Irritable bowel syndrome is often described as a disorder of the gut-brain connection. A new genetic study suggests that picture may be too narrow.

The study, published in Gut, analyzed genetic and health data from nearly 2.8 million people across 22 biobanks and found that IBS risk may also overlap with pathways involved in lipid metabolism, triglyceride regulation and liver function. The findings do not mean IBS is caused by diet, that high triglycerides cause IBS symptoms or that lowering blood fats can treat the condition. Instead, they point to a possible biological pathway researchers may want to study more closely.

IBS affects more than 10% of the general population and can cause recurring abdominal pain, bloating, constipation and diarrhea. It’s considered a disorder of gut-brain interaction, meaning symptoms may be shaped by communication between the digestive system, nervous system and brain. Previous research has also linked IBS with anxiety, mood disorders and nerve signaling.

In this study, researchers conducted what they described as the most comprehensive genetic assessment of IBS to date. The international team compared people with and without IBS and identified 35 regions of the human genome associated with IBS risk.

Some of those genetic signals pointed to the brain and the enteric nervous system, the network of nerves that helps control the gut. But researchers also found overlap with cardiometabolic traits, including blood fats known as triglycerides.

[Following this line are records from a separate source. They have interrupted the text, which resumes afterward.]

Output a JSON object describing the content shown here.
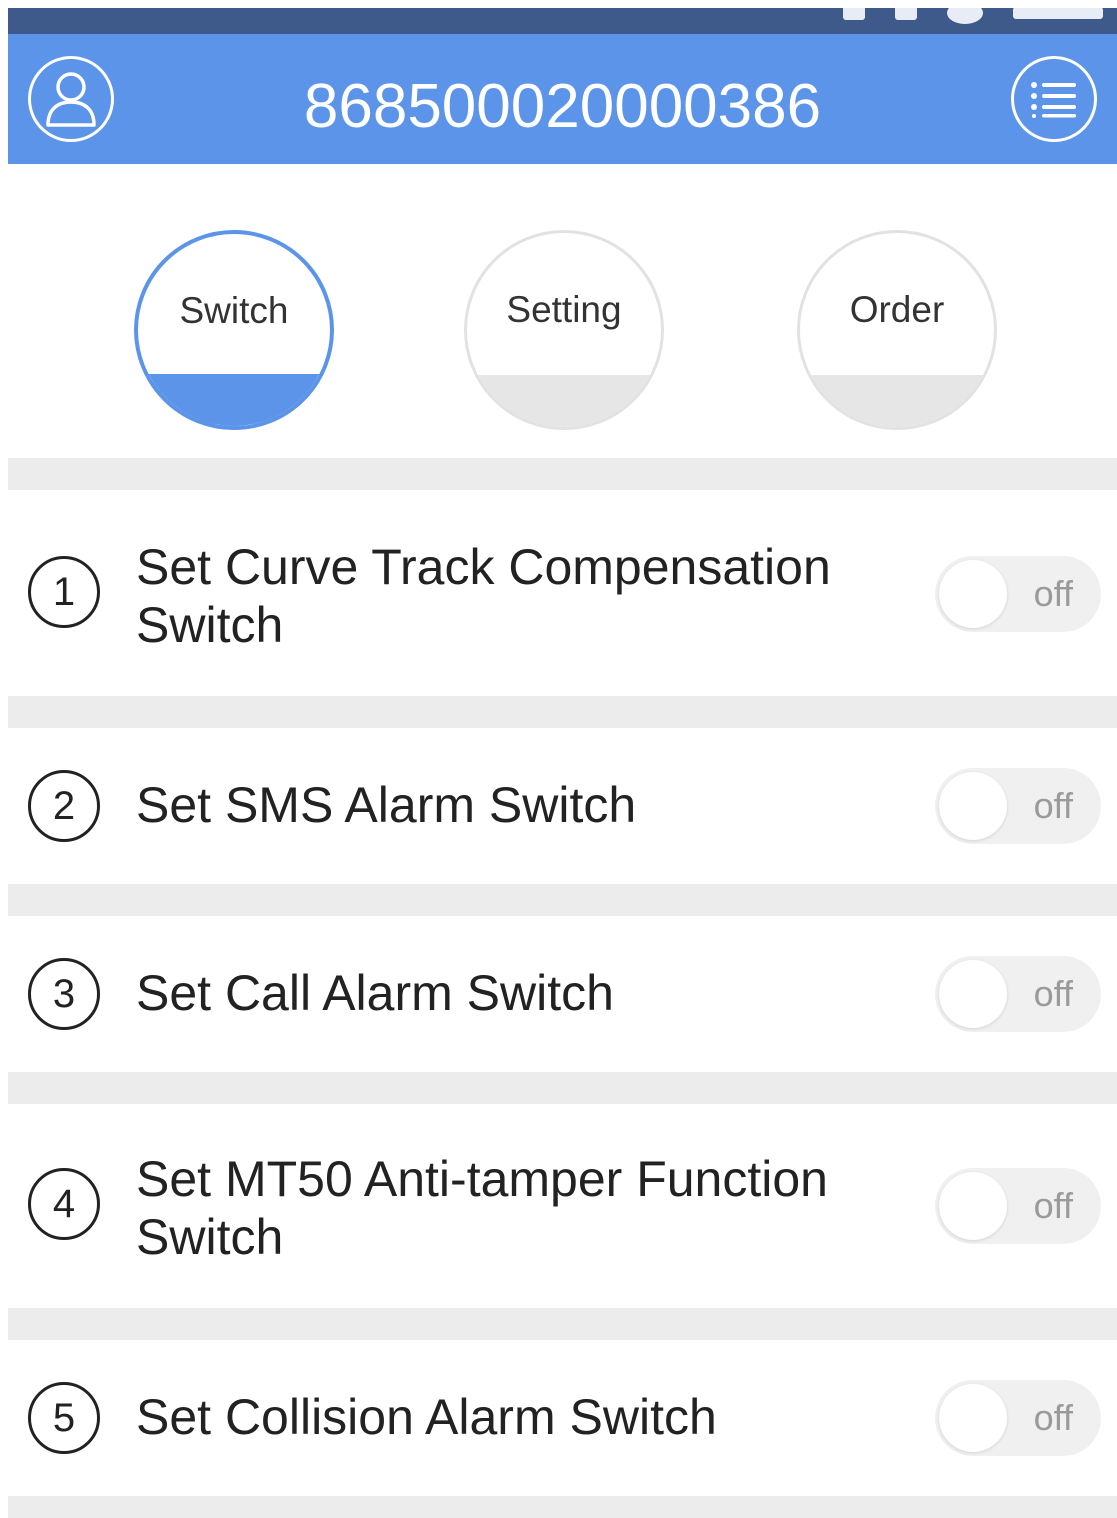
{
  "header": {
    "title": "868500020000386",
    "profile_icon": "user-icon",
    "menu_icon": "list-menu-icon",
    "color": "#5b94e8"
  },
  "status_bar": {
    "color": "#3d5a8a"
  },
  "tabs": [
    {
      "label": "Switch",
      "active": true
    },
    {
      "label": "Setting",
      "active": false
    },
    {
      "label": "Order",
      "active": false
    }
  ],
  "items": [
    {
      "number": "1",
      "label_line1": "Set Curve Track Compensation",
      "label_line2": "Switch",
      "state": "off"
    },
    {
      "number": "2",
      "label_line1": "Set SMS Alarm Switch",
      "label_line2": "",
      "state": "off"
    },
    {
      "number": "3",
      "label_line1": "Set Call Alarm Switch",
      "label_line2": "",
      "state": "off"
    },
    {
      "number": "4",
      "label_line1": "Set MT50 Anti-tamper Function",
      "label_line2": "Switch",
      "state": "off"
    },
    {
      "number": "5",
      "label_line1": "Set Collision Alarm Switch",
      "label_line2": "",
      "state": "off"
    }
  ]
}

“We have long known that IBS involves a complex dialogue between the gut and the brain, but these results show that the conversation includes the body's metabolic system too,” said Prof. Mauro D’Amato, professor of medical genetics at LUM University and Ikerbasque research professor at CIC bioGUNE. “The genetic link to triglyceride regulation and liver function gives us a completely new framework for understanding the condition.”

One signal of interest involved the GCKR gene, which helps regulate glucose and lipid metabolism in the liver. The variant highlighted in the study has already been linked to fat accumulation in the liver and increased triglyceride production. In this analysis, researchers identified it as a possible connection between liver metabolism and IBS risk.

That does not make IBS a liver disease or a blood-fat disorder. Genetic studies can help researchers spot biological patterns, but they do not automatically translate into treatment advice. For people living with IBS, the findings should not be read as a reason to start supplements, medications or restrictive eating plans aimed at triglycerides without medical guidance.

The study may be more useful as a step toward understanding why IBS can look so different from one person to another. Some people have symptoms tied to certain foods. Others experience flares linked to stress, hormones, infections or no obvious trigger at all. A more complete view of IBS biology could eventually help researchers identify subgroups of patients who may respond to different treatment strategies.

The researchers also explored whether existing drugs could affect gene-expression patterns associated with IBS risk. Some compounds identified in that analysis included cardiovascular and lipid-modifying drugs, raising the possibility that existing medications could someday be tested for specific IBS-related pathways.

“Our findings support a more integrated view of IBS that extends beyond the traditional gut-brain axis,” D’Amato said.

The research was supported by multiple public, nonprofit and research funding sources, including grants and programs connected to the National Institutes of Health, the National Heart, Lung, and Blood Institute, the All of Us Research Program, Wellcome, the Medical Research Council, the British Heart Foundation, the Research Council of Norway, the European Union’s Horizon 2020 program and the Million Veteran Program, among others.